Walk the independent claim. LG Display's grant US10613677B2, "Touchscreen device with integrated fingerprint sensor" (issued April 7, 2020; inventors Jiho Cho, Kyoseop Choo, Manhyeop Han), is a granted patent. Its three-way classification — G06F 3/0416, G06F 3/044, and G06K 9/0002 — tells you immediately that it sits at the junction of touch input and biometric sensing.

The operative limitation is co-location. A phone could carry a touchscreen and a separate fingerprint reader; the claim's contribution is making one stack do both. That is hard because the optimal electrode geometry, drive frequency, and signal processing for capacitive touch differ from what fingerprint ridge imaging needs — reconciling them in a shared layer is the defensible engineering.
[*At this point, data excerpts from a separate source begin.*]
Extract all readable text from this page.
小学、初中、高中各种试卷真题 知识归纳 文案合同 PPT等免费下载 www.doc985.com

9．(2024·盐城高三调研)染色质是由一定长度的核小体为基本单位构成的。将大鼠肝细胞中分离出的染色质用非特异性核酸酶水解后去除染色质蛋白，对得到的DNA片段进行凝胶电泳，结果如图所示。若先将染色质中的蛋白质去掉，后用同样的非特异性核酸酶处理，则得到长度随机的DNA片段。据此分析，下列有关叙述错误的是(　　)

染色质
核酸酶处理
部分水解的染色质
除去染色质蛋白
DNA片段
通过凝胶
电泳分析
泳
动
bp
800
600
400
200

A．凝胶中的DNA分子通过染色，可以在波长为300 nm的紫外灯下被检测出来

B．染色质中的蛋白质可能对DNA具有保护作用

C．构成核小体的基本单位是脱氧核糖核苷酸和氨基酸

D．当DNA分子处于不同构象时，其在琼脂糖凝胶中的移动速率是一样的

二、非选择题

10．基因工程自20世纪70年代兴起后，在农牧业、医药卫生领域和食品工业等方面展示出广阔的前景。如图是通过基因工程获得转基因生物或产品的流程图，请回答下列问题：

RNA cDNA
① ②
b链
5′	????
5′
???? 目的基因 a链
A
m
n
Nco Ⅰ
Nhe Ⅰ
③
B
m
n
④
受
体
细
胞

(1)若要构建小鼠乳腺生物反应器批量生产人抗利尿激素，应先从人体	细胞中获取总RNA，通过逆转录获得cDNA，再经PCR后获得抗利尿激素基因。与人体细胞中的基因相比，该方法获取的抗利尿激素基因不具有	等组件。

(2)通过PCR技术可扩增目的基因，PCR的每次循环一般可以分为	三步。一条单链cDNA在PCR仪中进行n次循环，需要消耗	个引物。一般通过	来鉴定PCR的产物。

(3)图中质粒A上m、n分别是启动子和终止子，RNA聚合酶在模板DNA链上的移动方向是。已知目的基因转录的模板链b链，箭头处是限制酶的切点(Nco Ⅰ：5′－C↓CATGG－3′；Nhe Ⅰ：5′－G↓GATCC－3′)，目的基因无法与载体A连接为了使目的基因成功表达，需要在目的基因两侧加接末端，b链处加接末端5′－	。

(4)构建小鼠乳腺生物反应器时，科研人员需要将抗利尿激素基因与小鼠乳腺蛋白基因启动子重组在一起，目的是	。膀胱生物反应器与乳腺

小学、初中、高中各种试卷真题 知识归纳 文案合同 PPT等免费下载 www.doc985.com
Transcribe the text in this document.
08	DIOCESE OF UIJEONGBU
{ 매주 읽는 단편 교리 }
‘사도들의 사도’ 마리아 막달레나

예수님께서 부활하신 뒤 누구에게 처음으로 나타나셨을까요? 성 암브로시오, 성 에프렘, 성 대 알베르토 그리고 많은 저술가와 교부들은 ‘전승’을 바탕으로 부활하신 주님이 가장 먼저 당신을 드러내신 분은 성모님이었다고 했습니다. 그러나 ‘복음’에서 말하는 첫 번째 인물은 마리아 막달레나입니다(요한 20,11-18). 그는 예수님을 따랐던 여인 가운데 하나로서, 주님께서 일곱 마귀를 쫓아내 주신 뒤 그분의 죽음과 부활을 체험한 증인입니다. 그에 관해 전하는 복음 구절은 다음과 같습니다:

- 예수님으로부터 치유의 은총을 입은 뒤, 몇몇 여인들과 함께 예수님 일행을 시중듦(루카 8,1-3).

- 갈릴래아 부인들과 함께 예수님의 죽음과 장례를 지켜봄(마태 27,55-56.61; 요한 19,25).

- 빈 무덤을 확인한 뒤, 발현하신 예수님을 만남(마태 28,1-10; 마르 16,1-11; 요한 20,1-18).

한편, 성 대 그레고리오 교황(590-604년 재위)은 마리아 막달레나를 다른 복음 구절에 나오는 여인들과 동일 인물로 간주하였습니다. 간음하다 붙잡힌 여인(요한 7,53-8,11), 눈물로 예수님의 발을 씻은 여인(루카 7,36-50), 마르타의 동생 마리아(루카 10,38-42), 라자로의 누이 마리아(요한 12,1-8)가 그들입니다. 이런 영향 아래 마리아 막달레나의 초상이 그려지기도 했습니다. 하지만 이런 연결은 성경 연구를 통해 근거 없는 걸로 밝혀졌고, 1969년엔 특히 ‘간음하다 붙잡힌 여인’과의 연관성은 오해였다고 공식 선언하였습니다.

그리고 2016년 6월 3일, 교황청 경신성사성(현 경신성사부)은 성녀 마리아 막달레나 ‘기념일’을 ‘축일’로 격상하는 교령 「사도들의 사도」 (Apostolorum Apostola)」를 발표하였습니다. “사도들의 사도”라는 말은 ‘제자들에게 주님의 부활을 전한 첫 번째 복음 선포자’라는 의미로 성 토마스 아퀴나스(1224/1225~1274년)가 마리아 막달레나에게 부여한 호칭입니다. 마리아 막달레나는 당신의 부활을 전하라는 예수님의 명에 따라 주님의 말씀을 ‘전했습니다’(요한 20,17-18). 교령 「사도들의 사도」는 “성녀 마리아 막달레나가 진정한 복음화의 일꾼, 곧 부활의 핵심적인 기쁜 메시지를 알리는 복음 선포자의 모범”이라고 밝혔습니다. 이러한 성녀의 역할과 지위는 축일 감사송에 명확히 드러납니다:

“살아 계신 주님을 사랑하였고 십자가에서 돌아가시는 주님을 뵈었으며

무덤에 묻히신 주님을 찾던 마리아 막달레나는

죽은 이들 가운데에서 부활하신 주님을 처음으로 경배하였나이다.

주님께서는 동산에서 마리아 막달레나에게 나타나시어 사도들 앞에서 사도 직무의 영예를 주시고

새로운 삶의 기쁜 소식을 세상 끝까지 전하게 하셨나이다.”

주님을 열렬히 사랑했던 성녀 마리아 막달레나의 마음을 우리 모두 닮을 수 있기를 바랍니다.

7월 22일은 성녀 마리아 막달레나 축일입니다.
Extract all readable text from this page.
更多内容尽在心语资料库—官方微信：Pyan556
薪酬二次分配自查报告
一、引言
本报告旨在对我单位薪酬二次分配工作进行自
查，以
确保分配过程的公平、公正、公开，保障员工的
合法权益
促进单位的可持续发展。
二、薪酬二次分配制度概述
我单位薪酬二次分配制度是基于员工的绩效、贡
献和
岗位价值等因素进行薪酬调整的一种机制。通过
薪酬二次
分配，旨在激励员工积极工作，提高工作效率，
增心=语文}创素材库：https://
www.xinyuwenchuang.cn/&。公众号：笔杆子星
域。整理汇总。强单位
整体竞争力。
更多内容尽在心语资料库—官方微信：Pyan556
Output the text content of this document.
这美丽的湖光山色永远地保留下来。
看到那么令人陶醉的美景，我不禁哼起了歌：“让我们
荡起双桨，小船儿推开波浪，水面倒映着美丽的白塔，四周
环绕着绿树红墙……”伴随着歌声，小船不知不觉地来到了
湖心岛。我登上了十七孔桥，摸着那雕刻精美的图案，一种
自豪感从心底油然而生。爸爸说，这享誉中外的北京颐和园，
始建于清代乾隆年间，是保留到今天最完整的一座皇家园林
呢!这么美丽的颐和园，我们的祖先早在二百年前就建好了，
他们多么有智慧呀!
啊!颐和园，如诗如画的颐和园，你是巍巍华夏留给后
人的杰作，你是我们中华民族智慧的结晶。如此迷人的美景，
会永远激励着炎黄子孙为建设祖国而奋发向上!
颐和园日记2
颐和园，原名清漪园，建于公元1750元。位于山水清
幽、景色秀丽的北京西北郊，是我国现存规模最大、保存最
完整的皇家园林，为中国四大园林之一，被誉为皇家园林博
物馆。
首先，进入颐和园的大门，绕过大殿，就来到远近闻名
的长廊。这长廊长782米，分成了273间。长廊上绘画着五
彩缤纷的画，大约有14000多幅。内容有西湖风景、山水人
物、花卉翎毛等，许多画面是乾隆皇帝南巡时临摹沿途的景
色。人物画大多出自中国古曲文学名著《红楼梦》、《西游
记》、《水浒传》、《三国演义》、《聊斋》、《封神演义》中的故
What it reads on is the full-screen-display phone, the form factor that eliminated the bezel and the physical fingerprint button by pushing biometric sensing into the display area. The claim covers the structural integration that makes that possible, which is why a display manufacturer rather than a phone brand holds it.

Scope discipline: the claim protects the recited integrated structure, not the broad idea of fingerprint authentication on a phone. A competitor using a discrete optical sensor module beneath the panel — a genuinely different architecture — may not read on this co-location claim. The element that matters is the shared-layer integration.

Granted status makes this enforceable rather than aspirational. For anyone designing an in-display sensor, US10613677B2 is prior art and a potential obstacle in one document, and the analysis should focus on whether their stack co-locates touch and fingerprint sensing the way the claim recites.

The portfolio context is the same one visible across LG Display's 2020 filings: a display maker capturing the sensing function inside the panel. This grant is the touchscreen-side companion to its OLED-side fingerprint family, and together they map a coherent integration thesis.